Mind you, Walker does challenge even Trump’s record of dubious achievement on the lies-and-hypocrisy score. For years, he railed against the irresponsibility shown by absent African American fathers. The “fatherless home is a major, major problem” in the Black community, he told conservative radio host Charlie Kirk in 2020. In a 2021 conversation with conservative personalities Diamond and Silk, Walker lamented: “The father leaves in the Black family. He leaves the boys alone so they’ll be raised by their mom. If you have a child with a woman, even if you have to leave that woman … you don’t leave that child.”

That stance became a punchline when it was revealed that Walker, who proudly describes his relationship with his 22-year-old son Christian, is also the father of three other children of whom he does not speak — and with whom he is not in regular contact. According to reporting by the Daily Beast, the mother of one of those unmentioned children, a 10-year-old boy, had to sue Walker to get him to pay child support.

I’m old enough to remember when one secret “love child” was enough to end the political career of John Edwards, who twice was a credible candidate for the Democratic presidential nomination. Three secret offspring haven’t slowed Walker down any more than would-be tacklers did when he was barreling down the field for touchdowns at the University of Georgia.

As for lies, Walker claimed he graduated from college when he didn’t, claimed he had “worked in law enforcement” when he didn’t, and claimed he owned “the largest minority-owned chicken business in the United States” when he didn’t.

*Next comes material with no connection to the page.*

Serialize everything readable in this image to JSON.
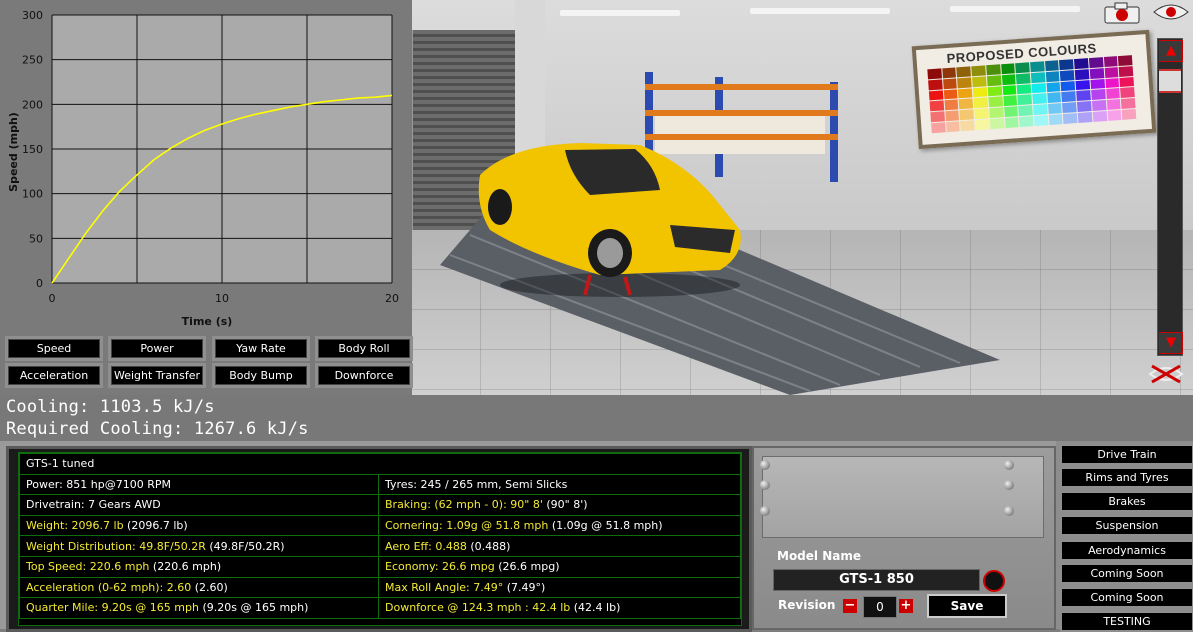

We’ve had liars and hypocrites in the Senate before — we have some now, actually — and the republic has survived. But to an alarming degree, even for a senator, Walker seems to believe he knows everything about everything — while his words suggest he knows nothing about anything at all.

According to the Atlanta Journal-Constitution, this is how he explained his views on climate change to a group of Republican activists: “We don’t control the air. Our good air decided to float over to China’s bad air. So when China gets our good air, their bad air has got to move. So it moves over to our good air space. Then, now, we’ve got we to clean that back up.”

This is how, in March, he explained his doubts about evolution: “At one time, science said man came from apes. Didn’t it? … If that is true, why are there still apes? Think about it.”

This is how he promised right-wing podcast host Glenn Beck a quick cure for COVID in August 2020: “Do you know, right now, I have something that can bring you into a building that would clean you from covid as you walk through this dry crap?”

And this is what he said on Fox News two days after the Uvalde, Texas, school shooting: “Cain killed Abel and that’s a problem that we have. What we need to do is look into how we can stop those things. You know, you talked about doing a disinformation — what about getting a department that can look at young men that’s looking at women that’s looking at their social media. What about doing that? Looking into things like that and we can stop that that way.”

Even by the standards of today’s Senate, a body of which Ron Johnson, R-Wisconsin, is a member, this is incoherent, “Looney Tunes” babble — even if Walker rambled his way around to a generally sensitive position: increasing funding for mental health treatment.

While Walker wanders along the campaign trail, Walker’s Democratic rival, incumbent Sen. Raphael G. Warnock, has concentrated on emphasizing what he has accomplished for Georgians in his brief time in office. Despite the choice between crazed and competent, polls show Walker and Warnock in a statistical tie.

Warnock won his seat in a runoff election on Jan. 5, 2021, after Trump, furious at having lost the state, told Georgia Republicans that their votes wouldn’t be counted fairly. Trump essentially gifted Warnock to his seat. Now, by endorsing Walker, let’s hope Trump maybe doing it again.